Wer dieser Tage objektive Berichterstattung über die Affäre „Kurz“ haben möchte, sollte weniger österreichische Medien konsumieren, sondern einen Blick ins Ausland wagen. In der ZDF-Sendung „Markus Lanz“ am 12. Oktober wurden die Korruptionsvorwürfe gegen die ÖVP schonungslos beim Namen genannt.
Lanz: “Das muss man sich einmal trauen!”
Moderator Markus Lanz meinte, nachdem Falter-Chefredakteur Florian Klenk über die ungeheuerlichen Vorgänge rund um mutmaßlich gefälschte Umfragen referiert hatte:
Bevor man so Wörter wie Bananenrepublik und so weiter in den Mund nimmt – die Justiz funktioniert ja ganz offensichtlich in Österreich. Das muss man sich einmal trauen, Hausdurchsuchungen beim Bundeskanzler zu machen.

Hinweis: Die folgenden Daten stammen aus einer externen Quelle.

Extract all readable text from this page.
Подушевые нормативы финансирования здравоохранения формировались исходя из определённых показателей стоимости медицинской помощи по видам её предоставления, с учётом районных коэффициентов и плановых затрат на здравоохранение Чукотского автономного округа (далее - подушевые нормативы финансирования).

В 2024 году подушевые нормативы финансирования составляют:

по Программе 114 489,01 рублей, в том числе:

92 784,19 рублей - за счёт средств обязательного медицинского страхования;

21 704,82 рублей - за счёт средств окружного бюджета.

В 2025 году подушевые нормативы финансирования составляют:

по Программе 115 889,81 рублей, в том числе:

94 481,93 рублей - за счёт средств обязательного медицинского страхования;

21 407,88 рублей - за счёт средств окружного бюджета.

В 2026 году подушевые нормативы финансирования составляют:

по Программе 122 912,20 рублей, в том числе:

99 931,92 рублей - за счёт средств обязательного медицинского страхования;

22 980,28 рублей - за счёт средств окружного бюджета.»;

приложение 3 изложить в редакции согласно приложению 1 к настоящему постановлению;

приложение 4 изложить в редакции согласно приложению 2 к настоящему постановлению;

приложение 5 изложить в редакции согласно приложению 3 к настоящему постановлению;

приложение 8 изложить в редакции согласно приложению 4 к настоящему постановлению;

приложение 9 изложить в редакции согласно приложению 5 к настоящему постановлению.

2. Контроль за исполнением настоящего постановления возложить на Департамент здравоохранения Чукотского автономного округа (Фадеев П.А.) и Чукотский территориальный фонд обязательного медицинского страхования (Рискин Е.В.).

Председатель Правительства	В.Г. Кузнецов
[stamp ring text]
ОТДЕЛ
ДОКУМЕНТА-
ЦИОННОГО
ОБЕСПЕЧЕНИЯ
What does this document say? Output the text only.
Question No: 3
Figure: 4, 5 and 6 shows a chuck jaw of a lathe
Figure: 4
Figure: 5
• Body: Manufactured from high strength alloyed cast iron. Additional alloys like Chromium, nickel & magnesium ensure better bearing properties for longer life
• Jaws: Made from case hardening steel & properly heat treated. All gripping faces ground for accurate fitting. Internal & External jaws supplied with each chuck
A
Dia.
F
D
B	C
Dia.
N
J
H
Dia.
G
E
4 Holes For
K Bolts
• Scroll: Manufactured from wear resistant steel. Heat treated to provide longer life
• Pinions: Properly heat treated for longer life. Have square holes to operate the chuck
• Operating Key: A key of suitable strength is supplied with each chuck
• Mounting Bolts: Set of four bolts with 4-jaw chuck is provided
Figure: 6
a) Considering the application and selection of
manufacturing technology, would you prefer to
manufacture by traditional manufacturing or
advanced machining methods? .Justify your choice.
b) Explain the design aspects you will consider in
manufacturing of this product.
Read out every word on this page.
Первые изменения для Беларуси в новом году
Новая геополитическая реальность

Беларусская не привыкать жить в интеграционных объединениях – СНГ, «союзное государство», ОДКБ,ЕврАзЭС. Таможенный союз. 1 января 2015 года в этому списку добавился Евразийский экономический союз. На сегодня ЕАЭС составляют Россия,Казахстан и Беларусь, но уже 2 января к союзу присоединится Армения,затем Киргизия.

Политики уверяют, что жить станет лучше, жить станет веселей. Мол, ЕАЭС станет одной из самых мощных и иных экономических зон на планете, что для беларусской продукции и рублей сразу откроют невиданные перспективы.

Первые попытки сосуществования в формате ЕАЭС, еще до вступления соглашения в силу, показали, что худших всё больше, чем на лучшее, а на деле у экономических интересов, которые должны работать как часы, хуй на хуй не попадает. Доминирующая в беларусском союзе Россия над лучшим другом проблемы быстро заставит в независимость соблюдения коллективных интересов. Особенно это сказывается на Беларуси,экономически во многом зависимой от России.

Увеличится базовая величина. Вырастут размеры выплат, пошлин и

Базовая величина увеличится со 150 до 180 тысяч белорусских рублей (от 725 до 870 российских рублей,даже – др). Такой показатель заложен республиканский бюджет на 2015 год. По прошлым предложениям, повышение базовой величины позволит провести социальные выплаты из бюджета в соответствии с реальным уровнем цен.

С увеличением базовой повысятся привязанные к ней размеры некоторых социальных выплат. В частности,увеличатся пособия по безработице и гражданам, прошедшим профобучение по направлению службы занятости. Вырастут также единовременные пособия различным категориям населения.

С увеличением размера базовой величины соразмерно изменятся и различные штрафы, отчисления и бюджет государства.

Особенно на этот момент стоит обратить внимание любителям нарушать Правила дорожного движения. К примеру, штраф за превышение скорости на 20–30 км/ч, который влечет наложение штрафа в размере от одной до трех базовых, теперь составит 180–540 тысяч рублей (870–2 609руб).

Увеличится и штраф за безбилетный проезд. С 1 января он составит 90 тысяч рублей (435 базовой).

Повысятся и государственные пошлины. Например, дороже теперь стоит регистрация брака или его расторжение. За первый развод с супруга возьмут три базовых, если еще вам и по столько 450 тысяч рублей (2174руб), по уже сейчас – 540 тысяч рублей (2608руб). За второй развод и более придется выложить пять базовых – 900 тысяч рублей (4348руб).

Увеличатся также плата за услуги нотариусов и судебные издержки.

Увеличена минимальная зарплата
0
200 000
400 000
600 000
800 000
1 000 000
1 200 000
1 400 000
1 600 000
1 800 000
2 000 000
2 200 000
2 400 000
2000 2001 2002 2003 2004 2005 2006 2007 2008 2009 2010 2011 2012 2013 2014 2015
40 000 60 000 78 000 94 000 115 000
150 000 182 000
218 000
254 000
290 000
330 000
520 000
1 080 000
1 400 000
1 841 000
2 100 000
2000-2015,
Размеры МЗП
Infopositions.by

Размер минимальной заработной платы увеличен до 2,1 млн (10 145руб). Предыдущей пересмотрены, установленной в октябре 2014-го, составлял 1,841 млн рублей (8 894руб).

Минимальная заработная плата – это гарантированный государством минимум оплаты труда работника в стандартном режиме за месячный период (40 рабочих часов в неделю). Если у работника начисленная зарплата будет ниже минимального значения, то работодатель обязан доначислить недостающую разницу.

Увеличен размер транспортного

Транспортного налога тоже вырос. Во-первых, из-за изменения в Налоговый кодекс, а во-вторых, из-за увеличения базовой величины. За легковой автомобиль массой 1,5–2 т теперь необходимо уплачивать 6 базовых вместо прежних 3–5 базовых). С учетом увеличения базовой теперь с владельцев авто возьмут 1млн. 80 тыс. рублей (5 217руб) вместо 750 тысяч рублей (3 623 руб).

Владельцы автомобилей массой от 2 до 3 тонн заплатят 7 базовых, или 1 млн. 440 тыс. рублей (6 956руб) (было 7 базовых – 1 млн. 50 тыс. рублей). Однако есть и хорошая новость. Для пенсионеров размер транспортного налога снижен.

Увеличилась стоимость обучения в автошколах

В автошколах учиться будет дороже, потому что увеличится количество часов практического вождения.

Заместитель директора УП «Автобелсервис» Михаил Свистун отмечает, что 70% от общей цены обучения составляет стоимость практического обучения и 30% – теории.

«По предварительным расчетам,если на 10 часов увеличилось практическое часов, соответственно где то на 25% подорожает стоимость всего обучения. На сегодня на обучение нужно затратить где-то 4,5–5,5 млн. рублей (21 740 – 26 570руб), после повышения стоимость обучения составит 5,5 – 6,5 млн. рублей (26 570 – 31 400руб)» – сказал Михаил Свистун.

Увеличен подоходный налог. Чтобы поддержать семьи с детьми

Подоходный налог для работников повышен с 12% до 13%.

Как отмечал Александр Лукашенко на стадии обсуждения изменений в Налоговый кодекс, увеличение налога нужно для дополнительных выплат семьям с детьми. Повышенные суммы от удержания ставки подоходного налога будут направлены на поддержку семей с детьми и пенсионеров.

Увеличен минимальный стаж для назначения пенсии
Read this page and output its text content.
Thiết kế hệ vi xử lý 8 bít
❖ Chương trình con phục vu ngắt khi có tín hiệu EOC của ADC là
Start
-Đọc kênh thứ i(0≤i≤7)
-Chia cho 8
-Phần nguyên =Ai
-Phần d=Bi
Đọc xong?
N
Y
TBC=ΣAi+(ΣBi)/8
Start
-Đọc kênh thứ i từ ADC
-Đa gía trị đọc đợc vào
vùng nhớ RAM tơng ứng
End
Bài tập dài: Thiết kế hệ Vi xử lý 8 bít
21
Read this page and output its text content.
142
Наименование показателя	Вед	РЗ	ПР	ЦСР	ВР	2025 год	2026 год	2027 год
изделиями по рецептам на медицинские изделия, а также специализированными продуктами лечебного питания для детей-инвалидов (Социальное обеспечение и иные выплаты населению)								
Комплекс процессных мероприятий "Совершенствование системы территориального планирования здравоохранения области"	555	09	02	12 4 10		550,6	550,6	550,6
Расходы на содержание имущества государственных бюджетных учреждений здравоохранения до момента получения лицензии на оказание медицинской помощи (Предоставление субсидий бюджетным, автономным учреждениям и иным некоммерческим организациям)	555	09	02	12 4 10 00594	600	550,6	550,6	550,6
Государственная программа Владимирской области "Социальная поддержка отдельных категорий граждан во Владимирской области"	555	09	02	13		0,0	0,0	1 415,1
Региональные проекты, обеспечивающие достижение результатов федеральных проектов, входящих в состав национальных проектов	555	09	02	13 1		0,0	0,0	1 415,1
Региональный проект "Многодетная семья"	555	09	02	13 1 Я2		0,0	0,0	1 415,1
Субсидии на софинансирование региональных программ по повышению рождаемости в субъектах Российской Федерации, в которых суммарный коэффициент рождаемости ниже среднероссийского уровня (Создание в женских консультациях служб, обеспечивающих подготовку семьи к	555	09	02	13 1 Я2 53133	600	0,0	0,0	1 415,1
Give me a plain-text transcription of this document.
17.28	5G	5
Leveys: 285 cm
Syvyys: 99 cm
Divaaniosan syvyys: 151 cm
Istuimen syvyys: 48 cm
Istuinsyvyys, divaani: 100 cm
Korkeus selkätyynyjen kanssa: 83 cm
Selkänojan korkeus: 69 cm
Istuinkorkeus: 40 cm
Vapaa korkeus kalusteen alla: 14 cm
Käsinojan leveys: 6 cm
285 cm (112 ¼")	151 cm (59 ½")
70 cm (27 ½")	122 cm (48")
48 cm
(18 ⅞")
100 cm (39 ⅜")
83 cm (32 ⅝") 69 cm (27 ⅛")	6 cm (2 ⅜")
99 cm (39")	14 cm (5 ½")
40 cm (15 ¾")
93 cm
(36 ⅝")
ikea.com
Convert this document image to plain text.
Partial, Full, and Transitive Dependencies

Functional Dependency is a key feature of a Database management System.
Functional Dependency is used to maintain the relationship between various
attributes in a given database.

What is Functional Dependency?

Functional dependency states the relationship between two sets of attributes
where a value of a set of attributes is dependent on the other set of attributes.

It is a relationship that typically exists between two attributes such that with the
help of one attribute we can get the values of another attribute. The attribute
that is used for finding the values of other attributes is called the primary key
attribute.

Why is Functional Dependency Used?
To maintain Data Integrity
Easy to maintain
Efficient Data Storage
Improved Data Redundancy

“Die neueste Operette in Österreich heißt Kurz-Schluss”
Deutsche Journalisten finden es also lobenswert, dass zumindest die Justiz in Österreich funktioniert. Ein Armutszeugnis für ein Land, das die Autorin Elke Heidenreich bei Markus Lanz so beschrieb:
Österreich ist immer Operette. Die neueste heißt Kurz-Schluss. Da ist es immer lustig bei allem Elend.
Parteipolitischer Druck auf Staatsanwälte
Die Justiz, die in Österreich noch funktioniert, heißt Wirtschafts- und Korruptionsstaatsanwaltschaft (WKStA). Die Frage ist aber, wie lange noch? Denn deren höchste Mitarbeiter haben sich im Zuge des „Ibiza“-Untersuchungsausschusses bitter darüber beschwert, dass parteipolitischer Druck auf sie ausgeübt werde.
Klenk sagte in der Sendung, dass er sich gewundert habe, warum die ÖVP im U-Ausschuss Staatsanwälte namentlich herausgepickt hätte – ausgerechnet jene, die erfolgreiche Ermittlungsschritte gegen ÖVP-Funktionäre gesetzt hätten.
“Angriff auf Gewaltenteilung”
Lanz bezeichnete dies als „Angriff auf die Gewaltenteilung“. Zudem zeigten sich die Diskussionsgäste, darunter auch Jürgen Trittin von den Grünen und Kai Wegner von der CDU, fassungslos über Aussagen von Sebastian Kurz bei seinem „ZIB2“-Auftritt. Kurz, damals noch Kanzler und ORF-Gast unmittelbar nach den Hausdurchsuchungen, meinte:
Berichterstattung und Inserat, das ist der Preis, den man bezahlt.
„Die Schaltung eines Inserates aus öffentlichen Gelder für wohlwollende Berichterstattung – das wäre tatsächlich Bestechung“, sagte der Falter-Chefredakteur unmittelbar nach Einspielung dieses Kurz-Zitats. Nebensatz:
Vielleicht hat er sich auch nur versprochen.
“Für ein Inserat gibt es ein Gegengeschäft”
Vielleicht. Aber es könnte auch zum Selbstverständnis der ÖVP gehören, denn bereits im Dezember 2020 gab es zwischen ÖVP-Nationalratspräsident Wolfgang Sobotka und Oe24-Chef Wolfgang Fellner live im Fernsehen folgenden Wortwechsel (unzensuriert berichtete):
Sobotka meinte ungeniert:
(…) Sie kennen das Geschäft ja, für ein Inserat gibt´s a Gegengeschäft, oder?
Fellner darauf:
Ja, natürlich.
“Ibiza”-Rede von Kurz klingt heute wie Selbstanklage
Garantiert nicht versprochen hat sich Kurz, als er sich nach der „Ibiza-Affäre“ und dem Platzen der schwarz-blauen Regierung an die Österreicher wandte und wortwörtlich sagte:
Was aber wirklich schwerwiegend und problematisch ist, sind die Ideen des Machtmissbrauchs, Ideen zum Umgang mit österreichischen Steuergeldern, natürlich auch das Verständnis gegenüber der Medienlandschaft in unserem Land. Und es entspricht – das möchte ich auch ganz ehrlich sagen – nicht dem politischen Zugang, den ich habe. Nämlich der Republik und den Menschen in unserem Land zu dienen.
Nach Einspielung dieser Sequenz aus der Kurz-Rede sprach Lanz von „blankem Hohn“. Klenk ergänzte: „Das klingt jetzt wie eine Selbstanklage“. So deutlich hört man das nur in wenigen österreichischen Medien.